News story

Royal Marines to be restructured in line with growing Royal Navy

The First Sea Lord Admiral Sir Philip Jones confirms that the Royal Marines will be restructured to better balance a growing Royal Navy.

Various elements of 3 Commando Brigade Royal Marines as they conduct a Commando amphibious raid demonstration. Crown Copyright.
Various elements of 3 Commando Brigade Royal Marines as they conduct a Commando amphibious raid demonstration during Exercise Albanian Lion 14. Crown Copyright.

With billions being invested into a growing Royal Navy, the Royal Marines have decided to restructure to better balance skills across the force.

The move comes as part of the Navy’s regular review of its structure to ensure that it suits the operational demands of the 21st century, and is appropriately balanced for the future with 400 more personnel, more ships, new aircraft carriers and submarines entering front line service.

Around half of the 200 roles being repurposed are backroom function roles, like drivers and administrative staff. Freeing these up to be carried out by Reservists and civilians will enable skills to be used more appropriately across the Navy.

The other half of the restructure comes as part of plans developed by 3 Commando Brigade, who are responsible for the deployment of the Marines, who decided it would be beneficial to the Corps to make 42 Commando a specialised Maritime Operations unit.

A Royal Marines Commando performs roles ranging from maritime operations like countering piracy and protecting our trade routes across the globe, to land-based operations like warfighting and peace-keeping. Under this re-balancing, 42 Commando will become the specialised, go-to unit for maritime operations – meaning some of their posts, like heavy weapons specialists, can be reallocated across the Navy.

No Royal Marines will be made redundant as a result of today’s news – when those in the roles which have been identified for repurposing leave, their position will simply transfer to a different area of the Navy.

The First Sea Lord, Admiral Sir Philip Jones, said:

As someone who has worked with Royal Marines at every stage of my career, most notably when commanding the Amphibious Task Group from RM Stonehouse, I know how vital their role is as the UK’s premier high readiness contingency force. However, as First Sea Lord, I also know we must adapt to meet the challenges of a dangerous and uncertain world.

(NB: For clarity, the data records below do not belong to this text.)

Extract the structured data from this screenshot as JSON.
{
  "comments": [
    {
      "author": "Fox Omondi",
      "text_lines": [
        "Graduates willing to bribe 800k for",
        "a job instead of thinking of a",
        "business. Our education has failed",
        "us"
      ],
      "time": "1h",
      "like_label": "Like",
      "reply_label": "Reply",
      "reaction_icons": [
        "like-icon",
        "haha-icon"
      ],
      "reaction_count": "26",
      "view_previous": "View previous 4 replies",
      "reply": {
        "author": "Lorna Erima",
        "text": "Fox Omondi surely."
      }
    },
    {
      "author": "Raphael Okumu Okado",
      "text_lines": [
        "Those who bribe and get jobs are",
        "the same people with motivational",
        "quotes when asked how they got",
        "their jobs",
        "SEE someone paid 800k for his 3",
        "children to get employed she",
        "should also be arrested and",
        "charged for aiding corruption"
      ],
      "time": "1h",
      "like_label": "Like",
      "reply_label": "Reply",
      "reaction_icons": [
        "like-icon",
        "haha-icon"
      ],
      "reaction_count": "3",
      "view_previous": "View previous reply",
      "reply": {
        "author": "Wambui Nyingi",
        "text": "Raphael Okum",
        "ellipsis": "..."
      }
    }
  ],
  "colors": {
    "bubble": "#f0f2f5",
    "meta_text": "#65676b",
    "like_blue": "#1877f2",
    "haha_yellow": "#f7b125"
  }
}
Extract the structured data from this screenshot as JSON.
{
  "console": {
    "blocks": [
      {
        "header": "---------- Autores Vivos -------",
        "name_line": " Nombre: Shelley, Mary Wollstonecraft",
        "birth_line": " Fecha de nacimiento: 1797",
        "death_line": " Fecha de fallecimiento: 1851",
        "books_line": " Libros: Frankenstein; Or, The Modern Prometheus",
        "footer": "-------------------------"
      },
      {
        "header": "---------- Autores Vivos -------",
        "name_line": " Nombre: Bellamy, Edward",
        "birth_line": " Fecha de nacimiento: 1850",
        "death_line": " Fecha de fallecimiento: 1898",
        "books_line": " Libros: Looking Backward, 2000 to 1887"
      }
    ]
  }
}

The Government is investing in a new generation of ships, submarines and aircraft. As we introduce these capabilities into Service, we must ensure we have the right mix of skills across each of the Navy’s Fighting Arms to optimise how we use them, and the Commandant General and I have sought to find the right balance between sailors and marines in responding to this challenge.

The Royal Marines remain bound in to every part of the Royal Navy’s future, from conducting sophisticated operations from the sea, at a variety of scales and against a range of threats, using our new aircraft carriers as a base, to leading the Service’s development of information warfare. They will continue to be as vital to the Defence of the Realm in the years ahead as they have been for the past 350.

Commandant General Royal Marines, Major General Robert Magowan, said:

As Royal Marines, we pride ourselves in being the first to understand, the first to adapt and the first to overcome. So as we confront a changing and unstable security environment, we are defining an exciting future for our Corps, which will ensure that we remain as relevant tomorrow as we do today.

With a £178 billion equipment plan backed by a rising defence budget, this year sees the first of two giant 65,000-tonne Queen Elizabeth Class Aircraft Carriers arrive in Portsmouth, the first of the Navy’s five next generation patrol ships begin her sea trials and the fourth Astute Class submarine enter the water.